Sens. Mike Lee, Ted Cruz, Rick Scott, and Mike Braun are warning Senate Minority Leader Mitch McConnell against greenlighting Democrats’ massive omnibus spending bill before the newly elected, GOP-controlled House of Representatives is officially sworn in.
The coalition of senators sent a letter on Wednesday urging the GOP head to ignore pleas to extend the government’s funding beyond when the new Congress takes office to encompass the entire 2023 fiscal year, including increased spending on Ukraine.
“We must not accept anything other than a short-term Continuing Resolution that funds the federal government until shortly after the 118th Congress is sworn in,” the senators wrote. “No additional spending, no additional policy priorities should be included. Any urgent items that require the Senate’s attention should be considered separately and under their own terms.”
If McConnell rushes to pass the omnibus bill without the new House’s input, the Republican senators say he will be guilty of directly contradicting voters’ wishes.

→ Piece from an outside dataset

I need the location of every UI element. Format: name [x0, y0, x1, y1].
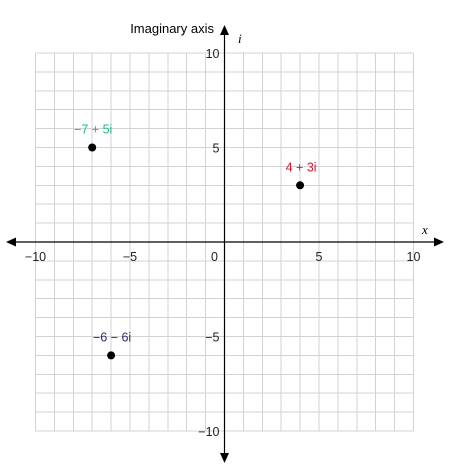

“On November 8, 2022, the American people made their voices heard at the ballot box. Using the Democratic process, millions of Americans sent a message – they want divided power in Washington to curb the worst excesses of both parties,” the lawmakers wrote.
Already, McConnell has signaled strong support for overruling his voters in favor of showering Washington with more taxpayer dollars.

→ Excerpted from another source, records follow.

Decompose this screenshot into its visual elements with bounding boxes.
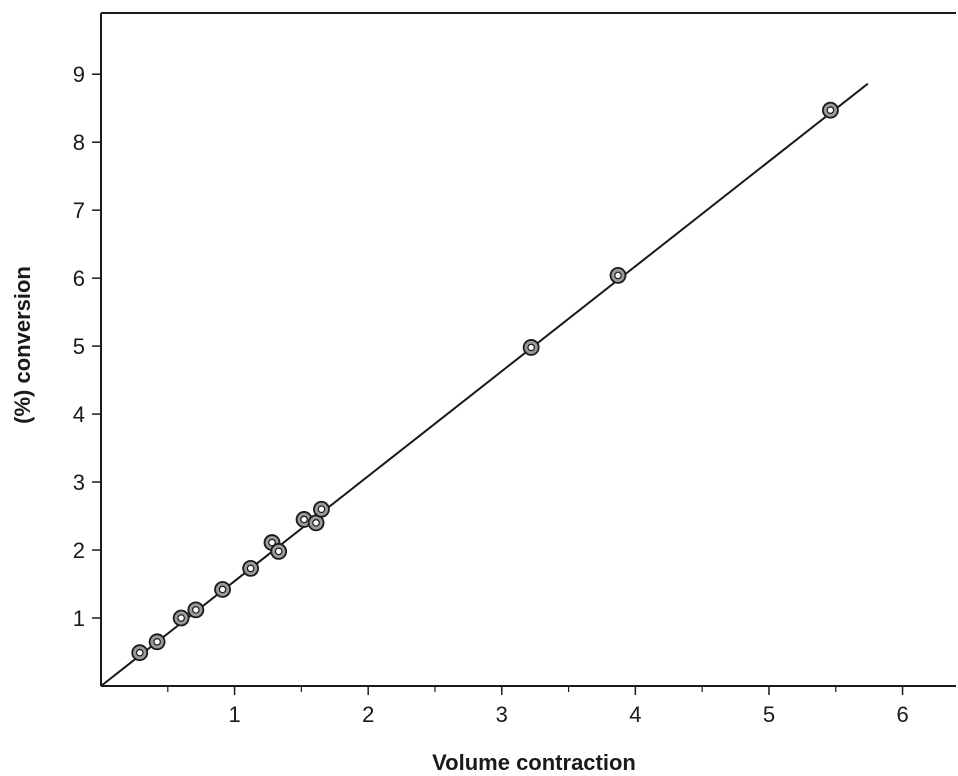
y-tick-label: 9 xyxy=(73,62,85,87)
data-point xyxy=(148,633,166,651)
data-point xyxy=(187,601,205,619)
data-point-center xyxy=(527,343,535,352)
data-point xyxy=(822,101,839,119)
data-point-center xyxy=(312,519,320,527)
data-point xyxy=(172,609,190,627)
data-point-center xyxy=(135,648,144,657)
data-point xyxy=(214,581,231,598)
x-tick-label: 5 xyxy=(763,702,775,727)
fit-line xyxy=(100,82,869,687)
data-point-center xyxy=(317,505,326,514)
x-tick-label: 4 xyxy=(629,702,641,727)
data-point xyxy=(270,543,288,560)
data-point xyxy=(609,267,627,284)
data-point-center xyxy=(274,547,283,556)
data-point-center xyxy=(300,515,308,524)
data-points xyxy=(131,101,839,662)
x-tick-label: 1 xyxy=(228,702,240,727)
data-point-center xyxy=(177,614,185,622)
data-point-center xyxy=(268,538,276,547)
data-point xyxy=(522,339,540,356)
data-point xyxy=(242,559,260,577)
data-point-center xyxy=(826,106,835,115)
data-point xyxy=(131,644,149,662)
y-tick-label: 4 xyxy=(73,402,85,427)
data-point-center xyxy=(614,271,622,280)
tick-marks xyxy=(92,73,904,695)
y-tick-label: 2 xyxy=(73,538,85,563)
x-axis-title: Volume contraction xyxy=(432,750,636,775)
data-point-center xyxy=(218,585,227,594)
x-tick-label: 6 xyxy=(896,702,908,727)
y-tick-label: 7 xyxy=(73,198,85,223)
x-tick-label: 3 xyxy=(496,702,508,727)
x-tick-label: 2 xyxy=(362,702,374,727)
y-tick-label: 3 xyxy=(73,470,85,495)
tick-labels: 1 2 3 4 5 6 1 2 3 4 5 6 7 8 9 xyxy=(73,62,909,727)
y-tick-label: 6 xyxy=(73,266,85,291)
data-point-center xyxy=(153,638,161,646)
y-tick-label: 8 xyxy=(73,130,85,155)
data-point xyxy=(313,500,330,518)
axes xyxy=(100,12,956,687)
y-axis-title: (%) conversion xyxy=(10,266,35,424)
data-point-center xyxy=(246,564,255,573)
fit-line-group xyxy=(100,82,869,687)
data-point-center xyxy=(192,606,200,614)
y-tick-label: 1 xyxy=(73,606,85,631)
y-tick-label: 5 xyxy=(73,334,85,359)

Lee, Cruz, Scott, and Braun, however, explicitly state that they “stand with the voters” on this issue.
“We believe it would be both imprudent, and a reflection of poor leadership, for Republicans to ignore the will of the American people and rubber stamp an omnibus spending bill that funds ten more months of President Biden’s agenda without any check on his reckless policies that have led to a 40-year high in inflation,” the senators said.
Already, Americans across the nation are feeling the effects of excessive spending led by President Joe Biden and the Democrats. Their “$4.8 trillion increase in the national deficit,” the senators note, is weighing on Americans in the form of an average cost increase of $753 per month.
“It should be up to the new Congress to set spending priorities for the remainder of this fiscal year,” the senators wrote. “Now is the time for Republicans to get serious about leading America towards a better future.”